Due to the nature of the programs, it was not feasible to blind subjects, implanting physicians, or clinical site personnel to the group assignments. Subjects assigned to the traditional SCS were programmed to have optimal pain relief while adjusting intensities to maintain comfortable stimulation, whereas those in the DTM arm were able to titrate intensities below the perception threshold according to the programming algorithm in order to get optimal pain relief. Efforts were made to reduce bias where possible. Each SCS group was programmed under the direction of physicians with support of different clinical representatives to provide analgesia for each group; sponsor’s representatives supporting DTM SCS and device manufacturer’s representatives supporting traditional SCS. When programming support of both treatments is provided by representatives of a single organization, it is plausible that they may be biased to provide better care for the test arm than the control arm. Additionally, assessment of the treatment performance was done by subjects and not by the site personnel.

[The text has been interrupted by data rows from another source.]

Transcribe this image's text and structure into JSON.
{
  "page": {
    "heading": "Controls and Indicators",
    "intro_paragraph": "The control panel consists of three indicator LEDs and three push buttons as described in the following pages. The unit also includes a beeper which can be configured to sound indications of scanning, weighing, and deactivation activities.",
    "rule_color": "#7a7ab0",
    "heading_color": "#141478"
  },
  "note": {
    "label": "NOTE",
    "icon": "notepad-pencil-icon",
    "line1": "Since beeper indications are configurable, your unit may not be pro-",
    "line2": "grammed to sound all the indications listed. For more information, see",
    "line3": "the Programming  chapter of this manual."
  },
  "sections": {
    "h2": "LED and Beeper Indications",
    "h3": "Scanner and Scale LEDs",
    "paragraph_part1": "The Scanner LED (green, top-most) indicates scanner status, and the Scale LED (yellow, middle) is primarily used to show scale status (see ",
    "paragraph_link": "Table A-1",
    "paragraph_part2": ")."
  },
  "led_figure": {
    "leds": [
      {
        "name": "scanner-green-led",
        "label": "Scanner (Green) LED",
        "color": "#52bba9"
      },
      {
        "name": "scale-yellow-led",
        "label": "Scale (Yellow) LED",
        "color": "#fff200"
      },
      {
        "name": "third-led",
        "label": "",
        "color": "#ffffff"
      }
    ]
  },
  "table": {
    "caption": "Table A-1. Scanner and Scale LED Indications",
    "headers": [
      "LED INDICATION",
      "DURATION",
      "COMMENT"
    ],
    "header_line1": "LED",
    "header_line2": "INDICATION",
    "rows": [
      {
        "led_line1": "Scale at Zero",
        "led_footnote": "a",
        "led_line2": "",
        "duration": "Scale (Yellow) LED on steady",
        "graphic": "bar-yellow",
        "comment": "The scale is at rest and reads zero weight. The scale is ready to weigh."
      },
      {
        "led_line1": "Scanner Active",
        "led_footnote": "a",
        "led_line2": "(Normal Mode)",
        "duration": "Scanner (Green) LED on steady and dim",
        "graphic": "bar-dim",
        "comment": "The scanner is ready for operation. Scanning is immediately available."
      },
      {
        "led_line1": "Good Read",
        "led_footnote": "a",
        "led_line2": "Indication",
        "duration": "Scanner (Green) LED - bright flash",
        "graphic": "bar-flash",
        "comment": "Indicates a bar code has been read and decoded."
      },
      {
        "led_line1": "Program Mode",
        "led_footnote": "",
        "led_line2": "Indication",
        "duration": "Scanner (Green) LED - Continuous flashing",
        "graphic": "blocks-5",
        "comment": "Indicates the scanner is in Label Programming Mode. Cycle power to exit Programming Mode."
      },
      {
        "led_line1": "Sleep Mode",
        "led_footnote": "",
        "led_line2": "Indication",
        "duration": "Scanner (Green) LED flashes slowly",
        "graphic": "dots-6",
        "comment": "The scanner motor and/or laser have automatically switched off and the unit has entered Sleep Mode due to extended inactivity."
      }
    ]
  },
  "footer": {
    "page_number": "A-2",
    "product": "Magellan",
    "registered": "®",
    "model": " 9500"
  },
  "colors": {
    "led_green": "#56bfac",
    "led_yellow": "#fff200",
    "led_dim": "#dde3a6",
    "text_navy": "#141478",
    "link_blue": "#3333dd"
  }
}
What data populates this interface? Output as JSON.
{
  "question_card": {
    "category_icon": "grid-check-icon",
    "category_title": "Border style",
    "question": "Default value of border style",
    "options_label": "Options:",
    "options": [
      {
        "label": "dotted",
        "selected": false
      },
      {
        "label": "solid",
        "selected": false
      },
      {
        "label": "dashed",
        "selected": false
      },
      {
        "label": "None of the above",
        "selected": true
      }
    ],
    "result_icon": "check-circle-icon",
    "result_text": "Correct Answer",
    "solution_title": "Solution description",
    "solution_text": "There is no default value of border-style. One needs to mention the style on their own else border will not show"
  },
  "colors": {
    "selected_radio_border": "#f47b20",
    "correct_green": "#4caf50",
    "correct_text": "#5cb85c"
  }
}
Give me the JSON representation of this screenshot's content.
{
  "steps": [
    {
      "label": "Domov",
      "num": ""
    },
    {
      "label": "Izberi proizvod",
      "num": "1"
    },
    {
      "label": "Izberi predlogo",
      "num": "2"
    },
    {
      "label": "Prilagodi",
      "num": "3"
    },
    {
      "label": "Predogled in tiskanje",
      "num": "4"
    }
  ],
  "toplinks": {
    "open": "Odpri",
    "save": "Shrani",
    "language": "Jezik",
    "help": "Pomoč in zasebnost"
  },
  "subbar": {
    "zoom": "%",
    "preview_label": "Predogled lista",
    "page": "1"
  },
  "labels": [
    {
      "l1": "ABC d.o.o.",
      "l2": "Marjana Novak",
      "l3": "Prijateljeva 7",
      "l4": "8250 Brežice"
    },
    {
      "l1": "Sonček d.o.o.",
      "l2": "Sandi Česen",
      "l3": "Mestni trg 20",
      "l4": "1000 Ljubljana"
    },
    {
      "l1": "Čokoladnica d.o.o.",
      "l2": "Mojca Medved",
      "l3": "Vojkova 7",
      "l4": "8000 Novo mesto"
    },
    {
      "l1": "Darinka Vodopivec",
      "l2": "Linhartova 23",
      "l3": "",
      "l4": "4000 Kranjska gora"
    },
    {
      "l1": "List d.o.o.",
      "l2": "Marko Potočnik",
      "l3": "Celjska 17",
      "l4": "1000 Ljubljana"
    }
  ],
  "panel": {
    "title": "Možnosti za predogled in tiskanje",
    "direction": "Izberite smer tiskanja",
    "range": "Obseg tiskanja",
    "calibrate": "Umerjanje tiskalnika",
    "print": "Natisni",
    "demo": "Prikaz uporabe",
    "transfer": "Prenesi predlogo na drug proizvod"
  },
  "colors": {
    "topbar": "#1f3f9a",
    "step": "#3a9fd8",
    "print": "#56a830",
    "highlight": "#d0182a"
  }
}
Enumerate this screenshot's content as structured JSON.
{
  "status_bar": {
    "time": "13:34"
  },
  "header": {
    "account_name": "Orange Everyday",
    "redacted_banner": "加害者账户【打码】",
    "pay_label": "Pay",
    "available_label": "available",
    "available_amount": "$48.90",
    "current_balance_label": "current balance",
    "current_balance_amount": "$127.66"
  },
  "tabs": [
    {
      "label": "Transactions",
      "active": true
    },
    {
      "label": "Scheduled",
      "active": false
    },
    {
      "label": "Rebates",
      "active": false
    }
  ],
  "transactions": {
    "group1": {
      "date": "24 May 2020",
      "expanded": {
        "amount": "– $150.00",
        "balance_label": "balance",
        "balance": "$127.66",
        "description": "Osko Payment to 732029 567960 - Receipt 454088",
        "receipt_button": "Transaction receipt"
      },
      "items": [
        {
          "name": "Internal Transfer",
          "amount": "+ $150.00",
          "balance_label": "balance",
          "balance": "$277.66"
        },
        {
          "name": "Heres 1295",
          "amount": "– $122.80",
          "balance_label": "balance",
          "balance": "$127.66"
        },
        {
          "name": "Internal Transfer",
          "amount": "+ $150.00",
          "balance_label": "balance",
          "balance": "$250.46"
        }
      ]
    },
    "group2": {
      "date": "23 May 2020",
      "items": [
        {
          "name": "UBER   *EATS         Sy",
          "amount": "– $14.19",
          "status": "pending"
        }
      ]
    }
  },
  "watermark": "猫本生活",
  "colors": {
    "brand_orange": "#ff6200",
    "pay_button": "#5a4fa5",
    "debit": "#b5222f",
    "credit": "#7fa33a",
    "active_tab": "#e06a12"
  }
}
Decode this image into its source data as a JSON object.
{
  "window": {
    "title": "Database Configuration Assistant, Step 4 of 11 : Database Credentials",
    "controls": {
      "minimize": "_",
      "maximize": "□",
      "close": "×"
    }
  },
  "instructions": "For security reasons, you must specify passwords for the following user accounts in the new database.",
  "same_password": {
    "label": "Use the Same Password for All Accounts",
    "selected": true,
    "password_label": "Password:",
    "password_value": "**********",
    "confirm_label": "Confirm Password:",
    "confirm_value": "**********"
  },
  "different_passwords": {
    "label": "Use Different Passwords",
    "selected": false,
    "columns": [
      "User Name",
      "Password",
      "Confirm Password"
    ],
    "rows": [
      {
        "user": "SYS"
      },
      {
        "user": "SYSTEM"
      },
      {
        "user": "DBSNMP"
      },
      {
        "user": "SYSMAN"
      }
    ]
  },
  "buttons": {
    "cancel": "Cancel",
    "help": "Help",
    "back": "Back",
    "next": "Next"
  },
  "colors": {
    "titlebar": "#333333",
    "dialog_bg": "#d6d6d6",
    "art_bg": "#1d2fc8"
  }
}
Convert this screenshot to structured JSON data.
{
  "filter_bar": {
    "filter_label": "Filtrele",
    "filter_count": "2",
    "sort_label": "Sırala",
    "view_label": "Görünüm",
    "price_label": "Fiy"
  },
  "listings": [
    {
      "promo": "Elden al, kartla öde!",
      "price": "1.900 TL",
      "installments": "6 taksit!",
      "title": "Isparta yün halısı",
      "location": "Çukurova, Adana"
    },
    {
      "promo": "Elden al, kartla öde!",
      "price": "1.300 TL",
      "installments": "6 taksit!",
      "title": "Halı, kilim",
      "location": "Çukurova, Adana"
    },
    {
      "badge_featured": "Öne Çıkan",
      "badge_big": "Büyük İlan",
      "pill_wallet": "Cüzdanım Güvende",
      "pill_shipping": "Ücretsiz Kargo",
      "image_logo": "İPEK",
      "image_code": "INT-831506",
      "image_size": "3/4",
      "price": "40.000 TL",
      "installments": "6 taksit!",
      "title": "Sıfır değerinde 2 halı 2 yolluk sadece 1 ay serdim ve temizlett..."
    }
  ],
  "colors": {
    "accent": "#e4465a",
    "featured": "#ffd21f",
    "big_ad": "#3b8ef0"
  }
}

Salvaging patients who have failed to respond to SCS is an area gaining attention as new SCS approaches are introduced. This was not assessed in this study because the focus was on understanding the effects of DTM SCS in patients naïve to SCS. A key exclusion in this study was having an active implanted device, such as an SCS system, whereas control subjects who failed the trial phase were not given an option to crossover. A separate RCT is needed to further study this subset of patients. A study with a crossover design including an appropriate washout period may be helpful in further understanding comparison of patient satisfaction outcomes.

CONCLUSION

Differential target multiplexed SCS was statistically noninferior (p < 0.0001) and superior (p = 0.0010) to traditional SCS in the ITT population. Significantly greater reduction in mean LBP VAS relative to baseline was observed to 12 months, demonstrating that DTM SCS provided robust and positive benefits that were sustained over time. Both treatment groups experienced meaningful LP relief as well as improvements from baseline in measures of disability. These results were consistent over the course of 12‐months of follow‐up visits. The frequency, type, seriousness, and severity of study‐related AEs were similar and demonstrated an acceptable risk profile in both treatment groups. The superior benefits of the DTM SCS programming offers clinicians and patients a highly effective option for the treatment of intractable chronic back pain.

CONFLICT OF INTERESTS

J.C. reports consulting fees from PillNurse; honoraria or payment for lectures/speaker bureau/educational events from Abbot, Biotronik, Boston Scientific, Medtronic, and Saluda; medical advisory board membership in Mainstay Corneloc, and PillNurse; treasurer and executive board member of ASPN, president of AZSIPP; and stock/stock options in Cornerloc and Mainstay. M.F. reports research grants to institution from Abbott, Biotronik, Boston Scientific, Medtronic, Nalu Medical, SGX Medical, and Thermaquil; consulting fees from Abbott, Biotronik, Medtronic, and Nevro; faculty appointment with Abbott and Medtronic; director‐at‐large of NANS; and stock/stock options at Celeri Health, and Thermaquil. R.J. reports honoraria or payment for speaker bureau from Medtronic. P.K. reports honoraria or payment for lectures/speaker bureau/educational events from Biotronik and Medtronic. V.M. reports consulting fees from Aurora Spine and Medtronic; and stock/stock options from Aurora Spine. D.P. reports consulting fees from Avanos, Boston Scientific, Esteve, Heron, Medtronic, and Nevro; and other financial or nonfinancial interests from Abbott, Avanos, Medtronic, Nevro, and Stimgenics. M.S. reports being secretary of ASIPP. R.V. reports research grant from Medtronic, consulting fees from Stimgenics (CEO) and SGX Medical (CEO); honoraria or payment for speaker bureau from Medtronic; patents granted/pending assigned to Medtronic; medical advisory board membership in Medtronic; past director‐at‐large of NANS; stock/stock options at SGX Medical. R.B., A.C., H.C., J.F., C.M., and B.S. report no competing interests.

AUTHOR CONTRIBUTIONS

All authors were responsible for the content and have read, revised and approved the final draft of the manuscript submitted to the journal.